More specifically, to mitigate the risk of US operations ‘visiting’ the Irish or Northern Irish parent, those companies should:
- Implement Standard Terms and Conditions, including:
- Choice of forum (picking the court in advance, or including carefully drafted arbitration clause);
- Choice of law;
- Required mediation / good faith conferral;
- Waiver of jury trial (depending on jurisdiction);
- Limitation of remedies (limiting consequential damages, including lost profits, and punitive damages);
- Indemnification provision for suits arising from activity of counter-party;
- No written modification of contract; and
- Allocation of Attorney’s Fees in dispute.
- Centralize final review of any contracts involving the US market.
- Make clear to counter-party that the discussions are not final until final approval secured.

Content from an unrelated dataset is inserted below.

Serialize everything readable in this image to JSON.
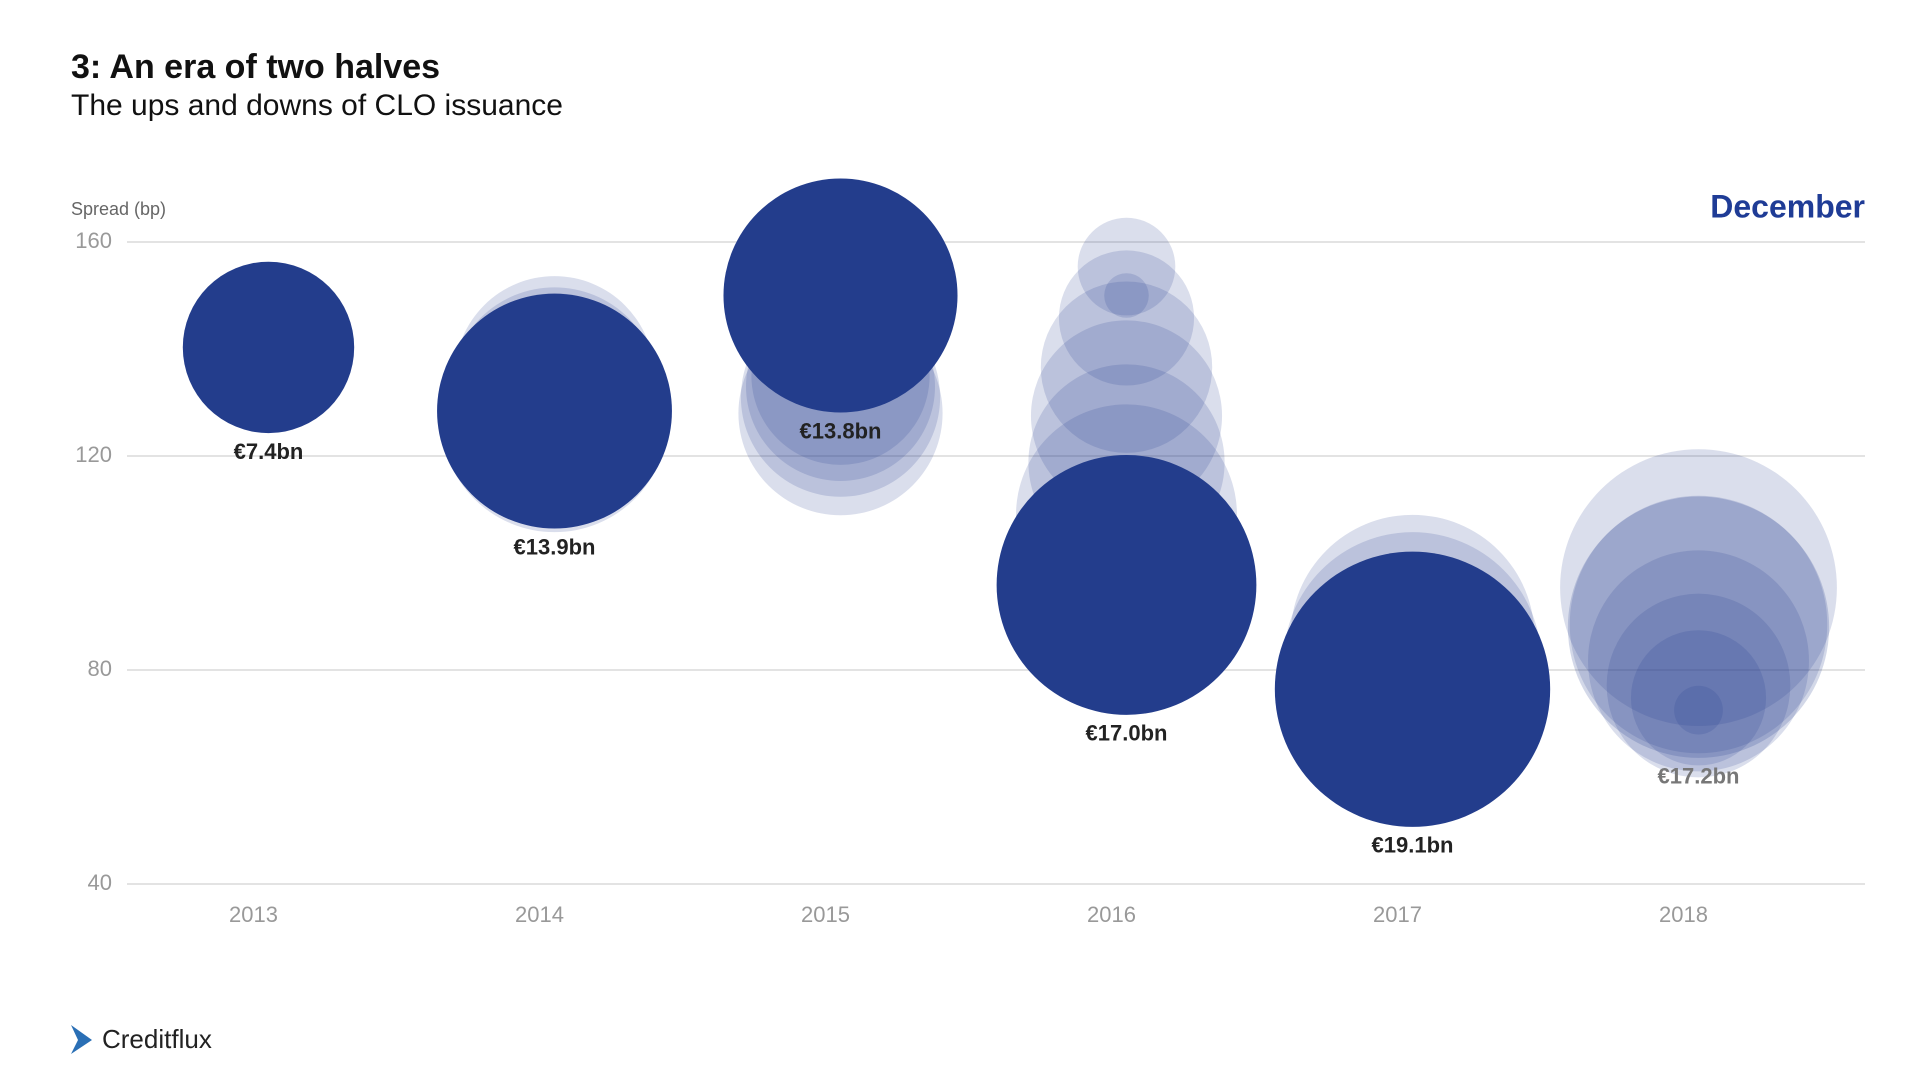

- If Terms and Conditions are referenced in contract, make sure they are available (website) or supplied to the other party.
- Resolve the “Battle of the Forms,” noting and addressing competing provisions in the other party’s terms and conditions.
- Decide whether CISG (Convention on Contracts for the International Sale of Goods) should apply. If not, must include an explicit opt-out in the contract.
- For ongoing business, consider a Master Agreement with controlling terms, under which individual purchase orders or statements of work will issue.